The first production well was spudded last year. The 12 well development is designed to produce about 30,000 b/d of oil with a life of about 7 years and a high production to reserves ratio. Lasmo recently increased its estimate of recoverable reserves to 49 million bbl from 35 million bbl on the basis of a reappraisal of seismic and drilling data.
The adjacent Balmoral field also will be placed on production.
The Copan system will include the Rowan Gorilla III jack up rig as a drilling and production unit in Cohasset field, a loading buoy, storage tanker, and shuttle tanker.
Mobil drilled the Cohasset D-42 discovery well in 1973 and tested small amounts of light crude. A Cohasset step-out by Petro-Canada in 1984 tested condensate from six zones at a combined rate of 29,000 b/d. Shell Canada Ltd. drilled the Panuke B-90 discovery well, and Petro-Canada drilled a successful step-out in 1987.
Lasmo and the Nova Scotia government recently signed a royalty agreement for the project. The government will receive 2% of net profits in the initial years and 30% of net profits after payout.
OTHER FIELDS
Among other fields off eastern Canada, development of Terra Nova, Hebron, and adjacent fields are expected to follow the Copan project, subject to economics.
Petro-Canada found Terra Nova in 1984. It is 213 miles east of St. John's in 310 ft of water. Eight step-outs have been drilled. Petro-Canada, which is operator and has a 44% interest, said more delineation drilling may be required. Unitization negotiations are under way among interest holders, and partners continue studies of development costs.
Petro-Canada believes Terra Nova could go on stream as early as 1997, subject to government and Regulatory approvals. Development costs are estimated at $2 billion for an average production rate of 100,000 b/d for 12 years from reserves estimated at 300 million bbl.
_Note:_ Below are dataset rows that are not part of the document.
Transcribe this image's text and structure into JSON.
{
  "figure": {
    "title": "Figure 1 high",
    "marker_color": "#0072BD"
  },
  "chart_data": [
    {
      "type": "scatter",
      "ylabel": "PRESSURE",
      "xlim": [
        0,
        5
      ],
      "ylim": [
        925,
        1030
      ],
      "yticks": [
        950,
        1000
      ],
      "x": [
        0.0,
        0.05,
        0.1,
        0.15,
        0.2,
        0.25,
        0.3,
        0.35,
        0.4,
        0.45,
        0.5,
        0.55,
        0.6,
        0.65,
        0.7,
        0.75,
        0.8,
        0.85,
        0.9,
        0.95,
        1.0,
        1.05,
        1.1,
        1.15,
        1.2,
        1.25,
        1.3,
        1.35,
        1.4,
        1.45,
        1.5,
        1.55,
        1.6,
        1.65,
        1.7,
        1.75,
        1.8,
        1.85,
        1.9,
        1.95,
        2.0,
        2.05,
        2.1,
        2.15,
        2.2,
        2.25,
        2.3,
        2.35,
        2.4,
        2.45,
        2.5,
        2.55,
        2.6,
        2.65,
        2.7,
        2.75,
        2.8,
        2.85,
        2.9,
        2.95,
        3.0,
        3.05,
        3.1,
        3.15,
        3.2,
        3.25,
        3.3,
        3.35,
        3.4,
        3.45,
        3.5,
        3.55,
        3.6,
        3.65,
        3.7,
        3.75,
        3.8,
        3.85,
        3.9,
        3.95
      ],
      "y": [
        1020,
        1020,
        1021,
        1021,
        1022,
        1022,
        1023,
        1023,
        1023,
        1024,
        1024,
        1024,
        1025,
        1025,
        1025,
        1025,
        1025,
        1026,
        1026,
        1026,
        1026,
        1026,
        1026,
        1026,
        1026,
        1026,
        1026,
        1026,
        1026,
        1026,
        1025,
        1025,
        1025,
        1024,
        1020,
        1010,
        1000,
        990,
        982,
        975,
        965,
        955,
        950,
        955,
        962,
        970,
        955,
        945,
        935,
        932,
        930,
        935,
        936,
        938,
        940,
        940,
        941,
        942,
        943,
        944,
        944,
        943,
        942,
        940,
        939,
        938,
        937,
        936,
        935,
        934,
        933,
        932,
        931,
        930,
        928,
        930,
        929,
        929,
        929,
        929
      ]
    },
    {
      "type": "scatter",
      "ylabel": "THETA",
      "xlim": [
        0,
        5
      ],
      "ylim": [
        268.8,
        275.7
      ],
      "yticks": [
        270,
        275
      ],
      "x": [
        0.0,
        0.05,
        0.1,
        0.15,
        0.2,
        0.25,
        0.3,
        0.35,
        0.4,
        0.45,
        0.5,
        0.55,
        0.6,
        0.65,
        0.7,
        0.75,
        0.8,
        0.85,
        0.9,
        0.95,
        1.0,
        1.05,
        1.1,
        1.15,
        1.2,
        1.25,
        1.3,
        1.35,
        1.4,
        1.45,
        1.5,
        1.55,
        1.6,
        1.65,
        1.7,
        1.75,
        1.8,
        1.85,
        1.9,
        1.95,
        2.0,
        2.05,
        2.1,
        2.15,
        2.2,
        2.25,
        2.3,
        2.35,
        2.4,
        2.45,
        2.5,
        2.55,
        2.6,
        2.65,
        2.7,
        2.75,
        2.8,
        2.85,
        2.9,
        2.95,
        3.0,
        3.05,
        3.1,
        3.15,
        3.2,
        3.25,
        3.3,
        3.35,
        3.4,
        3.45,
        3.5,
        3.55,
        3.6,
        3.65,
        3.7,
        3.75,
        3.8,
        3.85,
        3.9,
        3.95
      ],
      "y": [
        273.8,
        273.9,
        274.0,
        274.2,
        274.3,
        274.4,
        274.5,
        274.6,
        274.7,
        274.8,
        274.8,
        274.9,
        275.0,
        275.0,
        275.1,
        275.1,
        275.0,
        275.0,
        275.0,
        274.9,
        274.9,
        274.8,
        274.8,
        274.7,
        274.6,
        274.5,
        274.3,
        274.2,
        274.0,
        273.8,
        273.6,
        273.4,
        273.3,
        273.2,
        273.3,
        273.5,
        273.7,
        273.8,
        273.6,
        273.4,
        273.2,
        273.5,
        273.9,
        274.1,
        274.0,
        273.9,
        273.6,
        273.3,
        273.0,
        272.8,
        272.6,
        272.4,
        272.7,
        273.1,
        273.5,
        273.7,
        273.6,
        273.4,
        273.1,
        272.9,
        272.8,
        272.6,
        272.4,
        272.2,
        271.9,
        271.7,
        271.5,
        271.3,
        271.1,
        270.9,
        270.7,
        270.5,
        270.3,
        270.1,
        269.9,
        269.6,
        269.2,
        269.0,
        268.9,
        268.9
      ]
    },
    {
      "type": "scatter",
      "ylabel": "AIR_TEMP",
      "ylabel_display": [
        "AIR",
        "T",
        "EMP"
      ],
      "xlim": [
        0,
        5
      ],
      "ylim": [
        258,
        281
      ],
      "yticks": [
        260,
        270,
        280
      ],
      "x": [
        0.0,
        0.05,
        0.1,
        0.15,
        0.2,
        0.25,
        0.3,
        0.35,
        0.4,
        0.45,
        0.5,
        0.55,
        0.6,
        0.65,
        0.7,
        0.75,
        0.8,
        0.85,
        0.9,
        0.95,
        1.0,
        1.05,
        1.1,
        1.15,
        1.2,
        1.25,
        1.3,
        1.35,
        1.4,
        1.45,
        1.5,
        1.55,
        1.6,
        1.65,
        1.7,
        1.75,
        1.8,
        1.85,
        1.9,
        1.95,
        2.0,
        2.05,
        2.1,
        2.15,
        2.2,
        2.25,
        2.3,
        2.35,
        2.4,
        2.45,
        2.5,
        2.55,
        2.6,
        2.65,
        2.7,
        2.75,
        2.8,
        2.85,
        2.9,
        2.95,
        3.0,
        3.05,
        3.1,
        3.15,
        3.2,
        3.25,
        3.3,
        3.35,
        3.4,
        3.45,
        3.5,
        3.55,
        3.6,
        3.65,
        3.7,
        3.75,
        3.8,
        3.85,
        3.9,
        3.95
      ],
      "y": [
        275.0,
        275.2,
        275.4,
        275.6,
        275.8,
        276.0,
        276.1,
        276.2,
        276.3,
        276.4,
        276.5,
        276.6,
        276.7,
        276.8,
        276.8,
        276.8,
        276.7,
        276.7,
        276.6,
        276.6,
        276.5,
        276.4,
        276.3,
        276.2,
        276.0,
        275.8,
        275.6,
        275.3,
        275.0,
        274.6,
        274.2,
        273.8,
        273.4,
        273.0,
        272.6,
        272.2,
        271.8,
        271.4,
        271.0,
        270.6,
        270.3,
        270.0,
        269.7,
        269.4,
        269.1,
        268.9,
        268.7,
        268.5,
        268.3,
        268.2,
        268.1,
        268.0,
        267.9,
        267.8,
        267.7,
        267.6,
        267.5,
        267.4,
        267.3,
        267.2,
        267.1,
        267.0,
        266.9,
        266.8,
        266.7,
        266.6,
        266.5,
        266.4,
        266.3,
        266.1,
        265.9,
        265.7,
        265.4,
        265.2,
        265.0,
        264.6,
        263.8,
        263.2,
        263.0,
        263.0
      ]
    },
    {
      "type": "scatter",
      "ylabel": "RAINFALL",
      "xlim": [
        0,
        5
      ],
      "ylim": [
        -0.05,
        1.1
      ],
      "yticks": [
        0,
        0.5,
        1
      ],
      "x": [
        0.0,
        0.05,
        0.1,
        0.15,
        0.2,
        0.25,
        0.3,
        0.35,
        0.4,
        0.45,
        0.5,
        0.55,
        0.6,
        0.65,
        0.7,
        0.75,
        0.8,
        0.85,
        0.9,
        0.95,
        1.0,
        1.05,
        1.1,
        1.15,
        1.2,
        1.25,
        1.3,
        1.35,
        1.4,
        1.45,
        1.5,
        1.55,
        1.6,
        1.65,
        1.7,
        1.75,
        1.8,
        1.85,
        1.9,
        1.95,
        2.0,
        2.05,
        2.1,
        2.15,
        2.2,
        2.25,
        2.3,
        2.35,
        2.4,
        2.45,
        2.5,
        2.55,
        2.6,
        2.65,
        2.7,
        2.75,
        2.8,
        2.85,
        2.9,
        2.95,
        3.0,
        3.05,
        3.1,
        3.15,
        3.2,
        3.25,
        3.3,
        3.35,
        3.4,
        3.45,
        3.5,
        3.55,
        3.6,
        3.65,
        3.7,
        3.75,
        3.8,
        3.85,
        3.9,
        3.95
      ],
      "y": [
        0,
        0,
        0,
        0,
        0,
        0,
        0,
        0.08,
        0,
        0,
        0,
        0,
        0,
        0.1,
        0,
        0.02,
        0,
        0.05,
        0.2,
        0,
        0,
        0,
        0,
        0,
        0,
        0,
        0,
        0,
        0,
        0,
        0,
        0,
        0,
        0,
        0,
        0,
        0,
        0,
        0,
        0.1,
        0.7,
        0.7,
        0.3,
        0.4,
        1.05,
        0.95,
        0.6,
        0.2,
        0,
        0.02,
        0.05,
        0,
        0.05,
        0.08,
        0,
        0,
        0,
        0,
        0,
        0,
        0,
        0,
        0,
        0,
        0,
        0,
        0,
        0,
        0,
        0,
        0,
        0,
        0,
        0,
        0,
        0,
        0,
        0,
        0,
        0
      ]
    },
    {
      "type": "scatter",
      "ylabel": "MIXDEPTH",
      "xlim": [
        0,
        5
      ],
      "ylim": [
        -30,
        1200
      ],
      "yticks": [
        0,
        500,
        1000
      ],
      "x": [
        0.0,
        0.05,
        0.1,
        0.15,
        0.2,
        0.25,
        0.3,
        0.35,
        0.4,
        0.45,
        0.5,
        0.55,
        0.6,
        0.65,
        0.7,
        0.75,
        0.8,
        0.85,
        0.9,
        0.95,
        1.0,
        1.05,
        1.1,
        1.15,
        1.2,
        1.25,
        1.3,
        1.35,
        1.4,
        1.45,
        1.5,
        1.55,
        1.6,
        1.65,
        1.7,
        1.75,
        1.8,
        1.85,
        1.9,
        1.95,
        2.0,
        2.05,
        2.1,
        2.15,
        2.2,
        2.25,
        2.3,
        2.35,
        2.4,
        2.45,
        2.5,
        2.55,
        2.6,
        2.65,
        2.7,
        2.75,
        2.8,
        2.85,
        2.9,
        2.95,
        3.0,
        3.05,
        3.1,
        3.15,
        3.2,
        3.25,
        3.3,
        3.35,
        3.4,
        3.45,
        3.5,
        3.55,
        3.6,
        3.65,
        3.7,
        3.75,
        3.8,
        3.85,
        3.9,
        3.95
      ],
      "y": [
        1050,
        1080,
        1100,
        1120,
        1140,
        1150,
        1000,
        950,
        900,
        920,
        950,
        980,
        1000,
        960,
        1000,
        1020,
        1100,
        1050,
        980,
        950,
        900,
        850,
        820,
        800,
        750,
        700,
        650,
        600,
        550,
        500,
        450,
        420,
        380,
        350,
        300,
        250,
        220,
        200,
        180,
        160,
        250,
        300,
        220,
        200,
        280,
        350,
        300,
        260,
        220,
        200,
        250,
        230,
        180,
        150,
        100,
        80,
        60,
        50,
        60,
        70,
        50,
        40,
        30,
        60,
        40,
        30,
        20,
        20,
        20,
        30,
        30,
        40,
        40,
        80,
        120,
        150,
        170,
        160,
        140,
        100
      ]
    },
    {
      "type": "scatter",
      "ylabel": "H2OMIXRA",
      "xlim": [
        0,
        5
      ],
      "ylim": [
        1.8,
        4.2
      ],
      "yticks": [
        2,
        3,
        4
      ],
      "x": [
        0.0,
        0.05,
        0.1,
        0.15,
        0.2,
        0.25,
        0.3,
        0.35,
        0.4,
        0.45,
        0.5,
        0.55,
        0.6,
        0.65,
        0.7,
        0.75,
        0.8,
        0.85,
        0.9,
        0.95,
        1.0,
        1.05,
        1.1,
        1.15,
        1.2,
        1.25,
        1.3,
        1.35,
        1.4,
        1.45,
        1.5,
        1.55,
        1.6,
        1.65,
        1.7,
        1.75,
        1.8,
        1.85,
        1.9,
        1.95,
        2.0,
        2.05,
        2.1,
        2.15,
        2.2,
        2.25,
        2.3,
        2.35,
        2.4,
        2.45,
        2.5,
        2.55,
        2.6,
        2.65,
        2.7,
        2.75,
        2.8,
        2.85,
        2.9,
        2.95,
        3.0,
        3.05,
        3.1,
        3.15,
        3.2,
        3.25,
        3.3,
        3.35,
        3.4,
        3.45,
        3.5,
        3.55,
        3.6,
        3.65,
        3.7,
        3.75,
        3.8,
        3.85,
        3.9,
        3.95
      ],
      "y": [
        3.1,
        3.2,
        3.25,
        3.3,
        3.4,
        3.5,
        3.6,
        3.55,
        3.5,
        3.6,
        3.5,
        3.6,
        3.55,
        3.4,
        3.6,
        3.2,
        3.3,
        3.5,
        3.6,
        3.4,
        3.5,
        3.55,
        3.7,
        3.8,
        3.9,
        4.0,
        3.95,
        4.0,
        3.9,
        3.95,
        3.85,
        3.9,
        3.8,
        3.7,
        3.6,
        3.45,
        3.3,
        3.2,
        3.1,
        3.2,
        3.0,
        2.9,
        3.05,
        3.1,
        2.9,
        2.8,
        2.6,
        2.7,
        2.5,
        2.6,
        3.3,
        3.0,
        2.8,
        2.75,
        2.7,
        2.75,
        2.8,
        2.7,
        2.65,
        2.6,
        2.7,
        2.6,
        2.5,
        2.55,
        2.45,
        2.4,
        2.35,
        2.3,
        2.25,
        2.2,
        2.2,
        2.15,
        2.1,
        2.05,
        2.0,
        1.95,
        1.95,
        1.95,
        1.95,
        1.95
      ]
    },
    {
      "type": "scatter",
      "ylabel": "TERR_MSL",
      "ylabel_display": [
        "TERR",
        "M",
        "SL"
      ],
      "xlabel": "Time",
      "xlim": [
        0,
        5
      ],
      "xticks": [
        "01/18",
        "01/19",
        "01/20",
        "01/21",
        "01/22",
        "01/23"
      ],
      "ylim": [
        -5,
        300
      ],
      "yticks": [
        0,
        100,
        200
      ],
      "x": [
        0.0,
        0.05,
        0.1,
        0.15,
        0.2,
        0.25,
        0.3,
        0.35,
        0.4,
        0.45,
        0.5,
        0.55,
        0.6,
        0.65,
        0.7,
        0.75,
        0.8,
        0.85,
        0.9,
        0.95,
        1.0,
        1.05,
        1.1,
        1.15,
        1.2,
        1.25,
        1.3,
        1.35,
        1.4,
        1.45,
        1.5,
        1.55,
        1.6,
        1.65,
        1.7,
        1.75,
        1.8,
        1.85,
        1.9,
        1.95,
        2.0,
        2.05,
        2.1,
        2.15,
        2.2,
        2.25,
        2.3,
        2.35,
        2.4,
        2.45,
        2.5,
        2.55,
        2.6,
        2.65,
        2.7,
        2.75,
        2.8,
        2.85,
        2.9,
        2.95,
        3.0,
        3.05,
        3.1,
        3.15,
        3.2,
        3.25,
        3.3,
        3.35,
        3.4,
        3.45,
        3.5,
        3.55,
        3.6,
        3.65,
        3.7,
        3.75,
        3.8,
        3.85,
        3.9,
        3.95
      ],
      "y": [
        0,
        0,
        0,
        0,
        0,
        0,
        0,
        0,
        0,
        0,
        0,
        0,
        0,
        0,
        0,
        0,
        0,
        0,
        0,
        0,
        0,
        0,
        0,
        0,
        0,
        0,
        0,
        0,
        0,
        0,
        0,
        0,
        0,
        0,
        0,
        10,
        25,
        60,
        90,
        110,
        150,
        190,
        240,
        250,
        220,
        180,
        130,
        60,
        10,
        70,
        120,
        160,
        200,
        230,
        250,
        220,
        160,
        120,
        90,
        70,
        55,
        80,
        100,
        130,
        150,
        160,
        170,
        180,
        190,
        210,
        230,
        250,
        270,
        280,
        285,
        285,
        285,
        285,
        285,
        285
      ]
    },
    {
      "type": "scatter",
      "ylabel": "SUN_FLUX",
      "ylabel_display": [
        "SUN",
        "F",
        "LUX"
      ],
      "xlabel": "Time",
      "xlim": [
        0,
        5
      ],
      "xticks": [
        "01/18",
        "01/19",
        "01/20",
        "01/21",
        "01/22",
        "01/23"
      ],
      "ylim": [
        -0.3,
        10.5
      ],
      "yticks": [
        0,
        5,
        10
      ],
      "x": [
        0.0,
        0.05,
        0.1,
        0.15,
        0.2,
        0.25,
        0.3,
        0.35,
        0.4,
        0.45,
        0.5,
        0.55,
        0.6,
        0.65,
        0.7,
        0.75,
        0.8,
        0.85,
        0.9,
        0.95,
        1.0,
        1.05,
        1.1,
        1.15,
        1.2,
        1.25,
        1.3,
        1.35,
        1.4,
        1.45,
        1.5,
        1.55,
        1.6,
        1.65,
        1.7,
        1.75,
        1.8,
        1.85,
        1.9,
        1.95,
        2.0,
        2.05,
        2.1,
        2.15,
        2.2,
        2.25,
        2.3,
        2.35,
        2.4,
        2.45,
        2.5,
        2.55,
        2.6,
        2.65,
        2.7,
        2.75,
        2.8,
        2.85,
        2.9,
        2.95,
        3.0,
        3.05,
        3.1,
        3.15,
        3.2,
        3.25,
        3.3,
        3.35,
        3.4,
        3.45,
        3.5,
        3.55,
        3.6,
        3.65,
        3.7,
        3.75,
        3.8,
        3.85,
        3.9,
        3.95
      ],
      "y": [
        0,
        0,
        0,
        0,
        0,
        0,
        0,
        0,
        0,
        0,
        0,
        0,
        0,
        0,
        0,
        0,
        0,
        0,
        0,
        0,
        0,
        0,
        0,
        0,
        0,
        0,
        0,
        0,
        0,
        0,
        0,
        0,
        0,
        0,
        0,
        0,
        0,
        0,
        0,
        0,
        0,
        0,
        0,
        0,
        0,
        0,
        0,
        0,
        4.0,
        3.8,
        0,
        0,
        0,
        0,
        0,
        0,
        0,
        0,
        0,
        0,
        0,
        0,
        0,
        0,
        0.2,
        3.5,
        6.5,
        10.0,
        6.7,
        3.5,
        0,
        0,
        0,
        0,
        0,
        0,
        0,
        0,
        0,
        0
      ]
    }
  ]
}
Development would be based on floating production technology.
Norcen Energy Resources Ltd., Calgary, reports negotiations are under way with potential partners for development of Hebron field, about 23 miles from Hibernia.
Wayne Newhouse, Norcen senior vice-president, said the field could be placed on stream as early as 1995 with a $500 million development program. Newhouse declined to identify potential partners in the development but said the talks involve farmouts by working interest owners to other companies. The Norcen official said more drilling will be required to confirm seismic data.
The discovery well was drilled in 1981, and there has been no drilling on the structure since then. Partners in the original well were Gulf Canada Resources Ltd., Mobil, Petro-Canada, and Chevron. Norcen acquired Gulf's 20% Hebron interest in 1986.
There are no firm plans to develop Whiterose field, northeast of Hibernia. Bow Valley Industries Ltd., Calgary, a partner in Whiterose, said discussions are under way among participants to resolve ownership disputes.
Several successful delineation tests have been drilled in Whiterose since testing of the 1985 Whiterose N-22 discovery, which found an estimated 200-300 million bbl of reserves.
Bow Valley has a working interest of about 18% in the field. Other interests include Husky Oil Ltd., which recently changed ownership. Gulf, Petro-Canada, Mobil and Norcen also have interests.
Bow Valley shot 2,200 line miles of seismic surveys on the adjacent Breton block in 1990 and plans to drill there before yearend 1992. A floating production system is being studied for Whiterose.
While development off eastern Canada is moving ahead, exploration has fallen sharply in the past 3 years. That's because oil prices slumped, and federal incentive programs designed to promote frontier exploration were reduced or canceled.
Drilling amounted to an average eight wells/year, mainly on the Grand Banks, during 1980-88. The pace dropped to one well in 1989, one in 1990, and two wells last year.